In the first two decades of the state of Israel, until the Six Day War, Arab citizens were penned into pales of settlement, nervously watched by the security services. In the next two decades, they formed a no-man's-land between the Israeli state and the occupied Palestinians on the West Bank and Gaza Strip, their resentful cousins. Torn between kinship and comfort, Israeli Arabs opted on the whole to put head over heart.
 
Over the past 25 years, normalisation has set in. Learning Hebrew at school as an obligatory second language, Israeli Arabs have made careers in most parts of the economy and in academic life. One of the most popular comedy series on commercial Israeli television is entitled Arab Labour. It makes merry with the tensions raised by a middle-class Arab family who move into an urban Israeli apartment block. In the episodes I have seen, Israeli Jews come off worst in the clash of cultures. One of the Arab actors, Mira Awad, has represented Israel at the Eurovision Song Contest. What could be more normal?
 
That is not to pretend that all is rosy. Israeli Arabs are subject to stringent airport and roadside security checks. Some complain of being treated as second-class citizens. A Jaffa driver told me his town had become overpriced and young men could not afford to buy a home. Economic progress and social participation, however, are positive indicators of how the country and the region might function if and when a peace agreement is reached. The Israeli Arabs serve, in this respect, as role models for a postwar utopia.
 
They also refute hostile clichés.
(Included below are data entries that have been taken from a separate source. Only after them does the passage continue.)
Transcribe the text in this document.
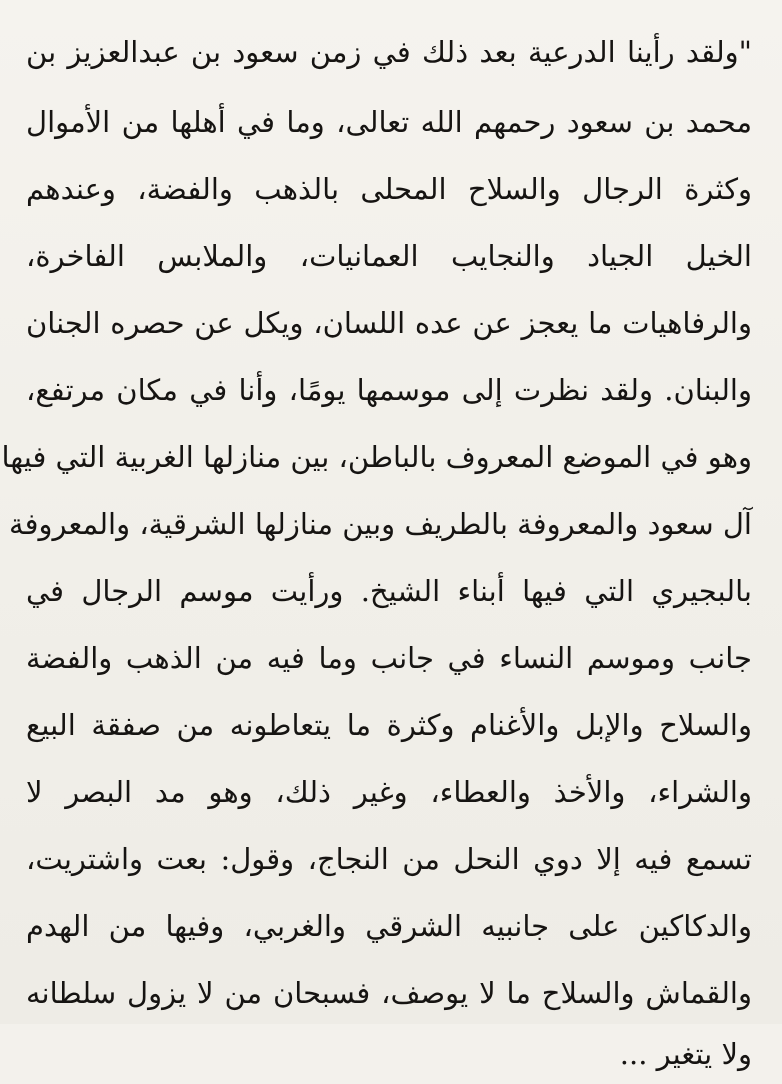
"ولقد رأينا الدرعية بعد ذلك في زمن سعود بن عبدالعزيز بن
محمد بن سعود رحمهم الله تعالى، وما في أهلها من الأموال
وكثرة الرجال والسلاح المحلى بالذهب والفضة، وعندهم
الخيل الجياد والنجايب العمانيات، والملابس الفاخرة،
والرفاهيات ما يعجز عن عده اللسان، ويكل عن حصره الجنان
والبنان. ولقد نظرت إلى موسمها يومًا، وأنا في مكان مرتفع،
وهو في الموضع المعروف بالباطن، بين منازلها الغربية التي فيها
آل سعود والمعروفة بالطريف وبين منازلها الشرقية، والمعروفة
بالبجيري التي فيها أبناء الشيخ. ورأيت موسم الرجال في
جانب وموسم النساء في جانب وما فيه من الذهب والفضة
والسلاح والإبل والأغنام وكثرة ما يتعاطونه من صفقة البيع
والشراء، والأخذ والعطاء، وغير ذلك، وهو مد البصر لا
تسمع فيه إلا دوي النحل من النجاج، وقول: بعت واشتريت،
والدكاكين على جانبيه الشرقي والغربي، وفيها من الهدم
والقماش والسلاح ما لا يوصف، فسبحان من لا يزول سلطانه
ولا يتغير ...
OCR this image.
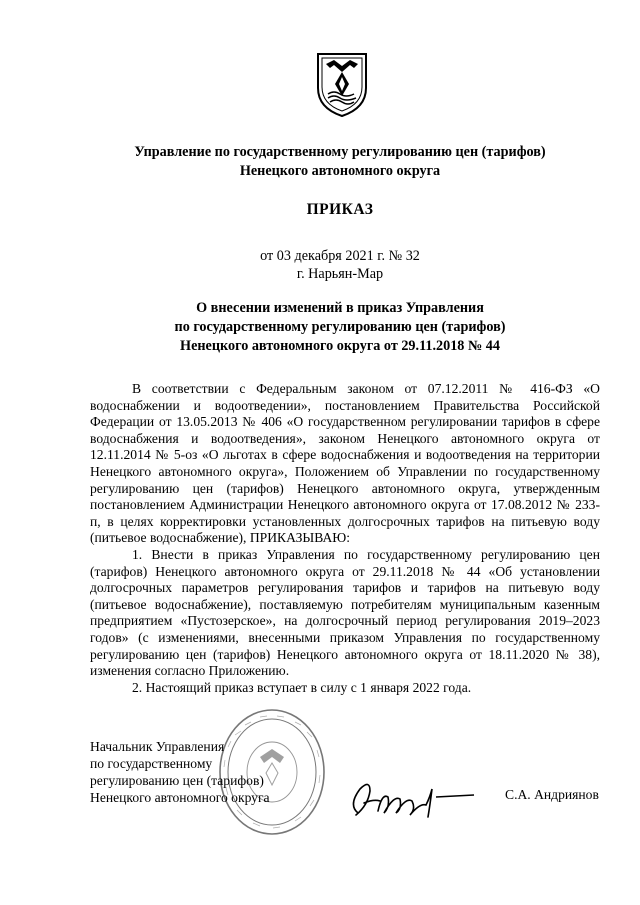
Управление по государственному регулированию цен (тарифов)
Ненецкого автономного округа
ПРИКАЗ
от 03 декабря 2021 г. № 32
г. Нарьян-Мар
О внесении изменений в приказ Управления
по государственному регулированию цен (тарифов)
Ненецкого автономного округа от 29.11.2018 № 44

В соответствии с Федеральным законом от 07.12.2011 № 416-ФЗ «О водоснабжении и водоотведении», постановлением Правительства Российской Федерации от 13.05.2013 № 406 «О государственном регулировании тарифов в сфере водоснабжения и водоотведения», законом Ненецкого автономного округа от 12.11.2014 № 5-оз «О льготах в сфере водоснабжения и водоотведения на территории Ненецкого автономного округа», Положением об Управлении по государственному регулированию цен (тарифов) Ненецкого автономного округа, утвержденным постановлением Администрации Ненецкого автономного округа от 17.08.2012 № 233-п, в целях корректировки установленных долгосрочных тарифов на питьевую воду (питьевое водоснабжение), ПРИКАЗЫВАЮ:

1. Внести в приказ Управления по государственному регулированию цен (тарифов) Ненецкого автономного округа от 29.11.2018 № 44 «Об установлении долгосрочных параметров регулирования тарифов и тарифов на питьевую воду (питьевое водоснабжение), поставляемую потребителям муниципальным казенным предприятием «Пустозерское», на долгосрочный период регулирования 2019–2023 годов» (с изменениями, внесенными приказом Управления по государственному регулированию цен (тарифов) Ненецкого автономного округа от 18.11.2020 № 38), изменения согласно Приложению.

2. Настоящий приказ вступает в силу с 1 января 2022 года.

Начальник Управления
по государственному
регулированию цен (тарифов)
Ненецкого автономного округа	С.А. Андриянов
The novelist Linda Grant drew attention in the Independent in March to a book by a French academic, Diana Pinto, arguing that Israel is functionally autistic-high-tech and tunnel-visioned, unable to see “the Other.” The vastly increased visibility of Israeli Arabs gives the lie to that theory.
 
It also confounds the perpetual accusation that Israel is somehow an “apartheid state.” If Israel were indeed a society founded on racial supremacy and separation, there would be no Arabs celebrating birthdays in shopping malls, no strollers on the Tel Aviv prom, no automobile millionaires in Galilee and no property boom in Jaffa. The apartheid libel, a propaganda ploy of the pro-Palestine lobby and the anti-Zionist Left, denies the blatant reality that Israel is a fast-evolving, multicultural society with more tolerance for minorities than any of its neighbours (and most European states). The casual confidence of its Arab citizens is testimony to a healthy society.